2002 novel by Qiu Xiaolong

A Loyal Character Dancer is a 2002 detective novel by Qiu Xiaolong. The book is set in Shanghai and is the second to feature Chief Inspector Chen Cao. Qiu Xiaolong went on to publish several more novels featuring Chief Inspector Chen.

==Plot summary==

One morning in the park by the Bund, Chief Inspector Chen finds a dead body with precisely 18 axe wounds. He decides to take up the case - however, he is also ordered to escort a U.S. Marshal (Catherine Rohn) and assist her with her investigation. In this case, it means going to look for the wife of a witness in a human-smuggling investigation who will not talk unless his wife is with him.

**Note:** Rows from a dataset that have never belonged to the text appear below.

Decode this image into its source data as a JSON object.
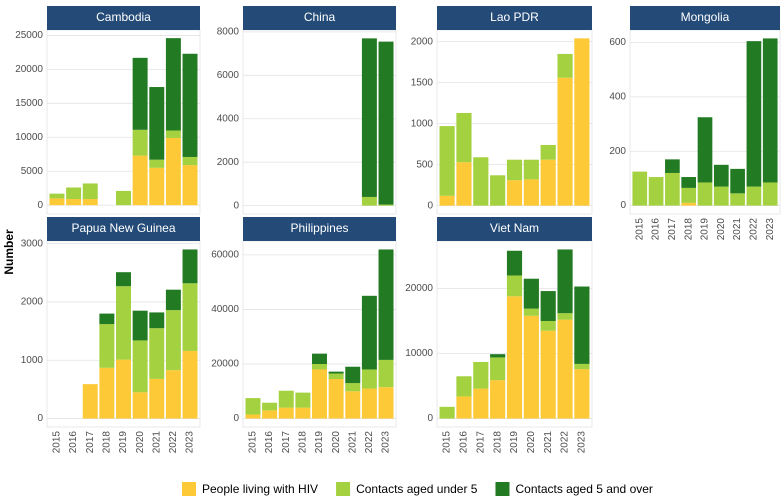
{
  "chart_data": {
    "type": "bar",
    "stacked": true,
    "y_label": "Number",
    "grid": true,
    "categories": [
      "2015",
      "2016",
      "2017",
      "2018",
      "2019",
      "2020",
      "2021",
      "2022",
      "2023"
    ],
    "series": [
      {
        "name": "People living with HIV",
        "color": "#fdc936"
      },
      {
        "name": "Contacts aged under 5",
        "color": "#a4d13f"
      },
      {
        "name": "Contacts aged 5 and over",
        "color": "#227a22"
      }
    ],
    "facets": [
      {
        "title": "Cambodia",
        "ylim": [
          -1300,
          25800
        ],
        "yticks": [
          0,
          5000,
          10000,
          15000,
          20000,
          25000
        ],
        "values": [
          [
            1000,
            900,
            900,
            null,
            0,
            7300,
            5500,
            9900,
            5900
          ],
          [
            700,
            1700,
            2300,
            null,
            2100,
            3800,
            1200,
            1100,
            1200
          ],
          [
            0,
            0,
            0,
            null,
            0,
            10600,
            10700,
            13600,
            15200
          ]
        ]
      },
      {
        "title": "China",
        "ylim": [
          -385,
          8085
        ],
        "yticks": [
          0,
          2000,
          4000,
          6000,
          8000
        ],
        "values": [
          [
            null,
            null,
            null,
            null,
            null,
            null,
            null,
            0,
            0
          ],
          [
            null,
            null,
            null,
            null,
            null,
            null,
            null,
            400,
            50
          ],
          [
            null,
            null,
            null,
            null,
            null,
            null,
            null,
            7300,
            7500
          ]
        ]
      },
      {
        "title": "Lao PDR",
        "ylim": [
          -102,
          2142
        ],
        "yticks": [
          0,
          500,
          1000,
          1500,
          2000
        ],
        "values": [
          [
            120,
            530,
            0,
            0,
            310,
            320,
            560,
            1560,
            2040
          ],
          [
            850,
            600,
            590,
            370,
            250,
            240,
            180,
            290,
            0
          ],
          [
            0,
            0,
            0,
            0,
            0,
            0,
            0,
            0,
            0
          ]
        ]
      },
      {
        "title": "Mongolia",
        "ylim": [
          -31,
          646
        ],
        "yticks": [
          0,
          200,
          400,
          600
        ],
        "values": [
          [
            0,
            0,
            0,
            10,
            0,
            0,
            0,
            0,
            0
          ],
          [
            125,
            105,
            120,
            55,
            85,
            70,
            45,
            70,
            85
          ],
          [
            0,
            0,
            50,
            40,
            240,
            80,
            90,
            535,
            530
          ]
        ]
      },
      {
        "title": "Papua New Guinea",
        "ylim": [
          -145,
          3045
        ],
        "yticks": [
          0,
          1000,
          2000,
          3000
        ],
        "values": [
          [
            null,
            null,
            590,
            870,
            1010,
            450,
            680,
            830,
            1160
          ],
          [
            null,
            null,
            0,
            750,
            1260,
            890,
            870,
            1030,
            1160
          ],
          [
            null,
            null,
            0,
            180,
            240,
            510,
            270,
            350,
            580
          ]
        ]
      },
      {
        "title": "Philippines",
        "ylim": [
          -3100,
          65100
        ],
        "yticks": [
          0,
          20000,
          40000,
          60000
        ],
        "values": [
          [
            1500,
            3000,
            4000,
            4000,
            18000,
            14500,
            10000,
            11000,
            11500
          ],
          [
            6000,
            2800,
            6200,
            5500,
            2000,
            2000,
            3000,
            7000,
            10000
          ],
          [
            0,
            0,
            0,
            0,
            3800,
            700,
            6000,
            27000,
            40500
          ]
        ]
      },
      {
        "title": "Viet Nam",
        "ylim": [
          -1300,
          27300
        ],
        "yticks": [
          0,
          10000,
          20000
        ],
        "values": [
          [
            0,
            3400,
            4600,
            5900,
            18800,
            15800,
            13500,
            15200,
            7600
          ],
          [
            1800,
            3100,
            4100,
            3500,
            3200,
            1100,
            1500,
            1000,
            800
          ],
          [
            0,
            0,
            0,
            500,
            3800,
            4600,
            4600,
            9800,
            11900
          ]
        ]
      }
    ]
  }
}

Things are complicated by the fact that the woman has gone missing.

==Reception==
Commentators enjoyed both the main character and the book's portrait of an evolving China. Kirkus Reviews said "Likable, admirable Chen makes a sturdy protagonist, but it’s China in transition—always interesting, often bewildering—that gets the star turn here." London Review of Books also found the portrait of China key to this novel and the whole series, with their analysis of misplaced nostalgia for the Cultural Revolution and focus on the "benign cultural force" of food. Similarly, Mystery Tribune praised the character of Chen Cao, "a poetry-quoting cop with integrity", but noted that "the main concern in the books is modern China itself. Each book features quotes from ancient and modern poets, Confucius, insights into Chinese cuisine, architecture, history, politics, herbology and philosophy as well as criminal procedure."